The only reason the class prototype will not show the hi method is because class methods are not set as enumerable:

class HelloClass {
  hi() {
    return 'hi'
  }
}

var HelloFunction = /** @class */ (function () {
    function Hello() {
    }
    Hello.prototype.hi = function () {
        return 'hi';
    };
    return Hello;
}());

const hello1 = new HelloClass()
var hello2 = new HelloFunction();

const proto1 = Object.getPrototypeOf(hello1);
const proto2 = Object.getPrototypeOf(hello2);

const hi1 = Object.getOwnPropertyDescriptor(proto1, "hi");
const hi2 = Object.getOwnPropertyDescriptor(proto2, "hi");

console.log(hi1);
console.log(hi2);

console.log(proto1);
console.log(proto2);

Which should make no actual difference in practice.
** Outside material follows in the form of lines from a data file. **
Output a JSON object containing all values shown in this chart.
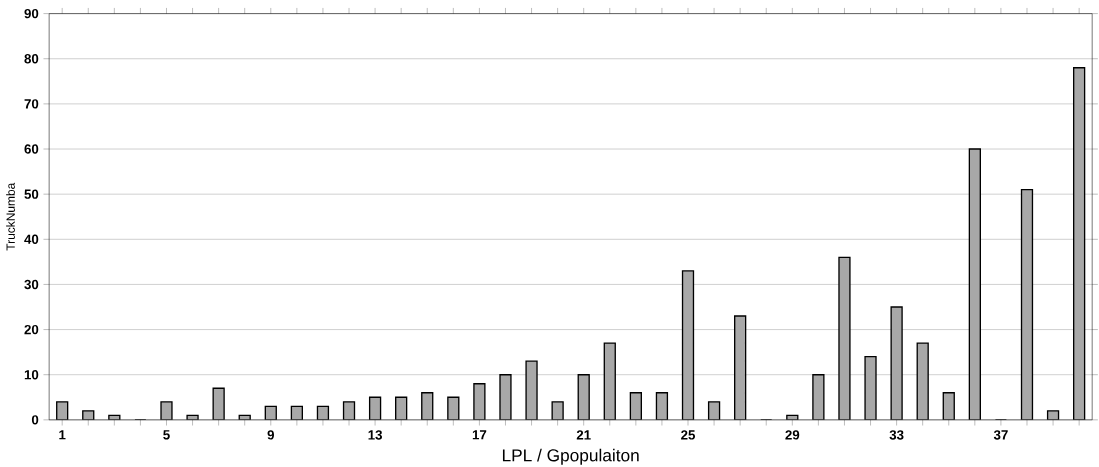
{
  "chart_data": {
    "type": "bar",
    "xlabel": "LPL / Gpopulaiton",
    "ylabel": "TruckNumba",
    "categories": [
      "1",
      null,
      null,
      null,
      "5",
      null,
      null,
      null,
      "9",
      null,
      null,
      null,
      "13",
      null,
      null,
      null,
      "17",
      null,
      null,
      null,
      "21",
      null,
      null,
      null,
      "25",
      null,
      null,
      null,
      "29",
      null,
      null,
      null,
      "33",
      null,
      null,
      null,
      "37",
      null,
      null,
      null
    ],
    "values": [
      4,
      2,
      1,
      0,
      4,
      1,
      7,
      1,
      3,
      3,
      3,
      4,
      5,
      5,
      6,
      5,
      8,
      10,
      13,
      4,
      10,
      17,
      6,
      6,
      33,
      4,
      23,
      0,
      1,
      10,
      36,
      14,
      25,
      17,
      6,
      60,
      0,
      51,
      2,
      78
    ],
    "color": "#a8a8a8",
    "ylim": [
      0,
      90
    ],
    "yticks": [
      0,
      10,
      20,
      30,
      40,
      50,
      60,
      70,
      80,
      90
    ],
    "grid": "y"
  }
}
Especially in TypeScript where it would not be type-safe to do something like for(const prop in obj) while in JavaScript this is almost entirely useless to invoke on a class instance. It would probably be classified as "uncommon practice", yet I have yet to see it practised. There is probably some code somewhere that tries it hence the "uncommon" part.
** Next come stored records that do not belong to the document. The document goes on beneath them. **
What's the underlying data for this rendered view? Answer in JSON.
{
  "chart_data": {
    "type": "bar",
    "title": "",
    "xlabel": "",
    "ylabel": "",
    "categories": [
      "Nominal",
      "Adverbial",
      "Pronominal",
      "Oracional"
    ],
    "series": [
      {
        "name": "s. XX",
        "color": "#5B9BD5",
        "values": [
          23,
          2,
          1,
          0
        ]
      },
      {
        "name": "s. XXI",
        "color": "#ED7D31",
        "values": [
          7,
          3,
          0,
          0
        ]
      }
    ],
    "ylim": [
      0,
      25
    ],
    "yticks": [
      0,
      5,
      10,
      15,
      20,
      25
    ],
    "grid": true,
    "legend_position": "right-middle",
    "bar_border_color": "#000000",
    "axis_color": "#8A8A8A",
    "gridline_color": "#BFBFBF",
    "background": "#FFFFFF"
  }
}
For "fuller equivalency" the ES5 code can be changed to use Object.defineProperty:

class HelloClass {
  hi() {
    return 'hi'
  }
}

var HelloFunction = /** @class */ (function () {
    function Hello() {
    }
    Object.defineProperty(Hello.prototype, "hi", {
      value: function hi() { //name the function
        return 'hi';
      },
      enumerable: false, //make it non-enumerable
      writable: true,
      configurable: true
    });
    return Hello;
}());

const hello1 = new HelloClass()
var hello2 = new HelloFunction();

const proto1 = Object.getPrototypeOf(hello1);
const proto2 = Object.getPrototypeOf(hello2);

const hi1 = Object.getOwnPropertyDescriptor(proto1, "hi");
const hi2 = Object.getOwnPropertyDescriptor(proto2, "hi");

console.log(hi1);
console.log(hi2);

console.log(proto1);
console.log(proto2);

However, chances of this having any impact is minimal. Again, especially in the context of TypeScript where the compiler will keep you from trying to do type-unsafe property enumeration of class instances:

class Hello {
  hi() {
    return 'hi'
  }
}

const hello = new Hello()

for (const prop in hello) {
  hello[prop]; //compilation error for indexing with string property
}

Playground Link

By the time you go around this compilation error and manage to produce code which might be influenced by whether a method is enumerable or not, you would actually end up with code you should do use anyway as there are better alternatives.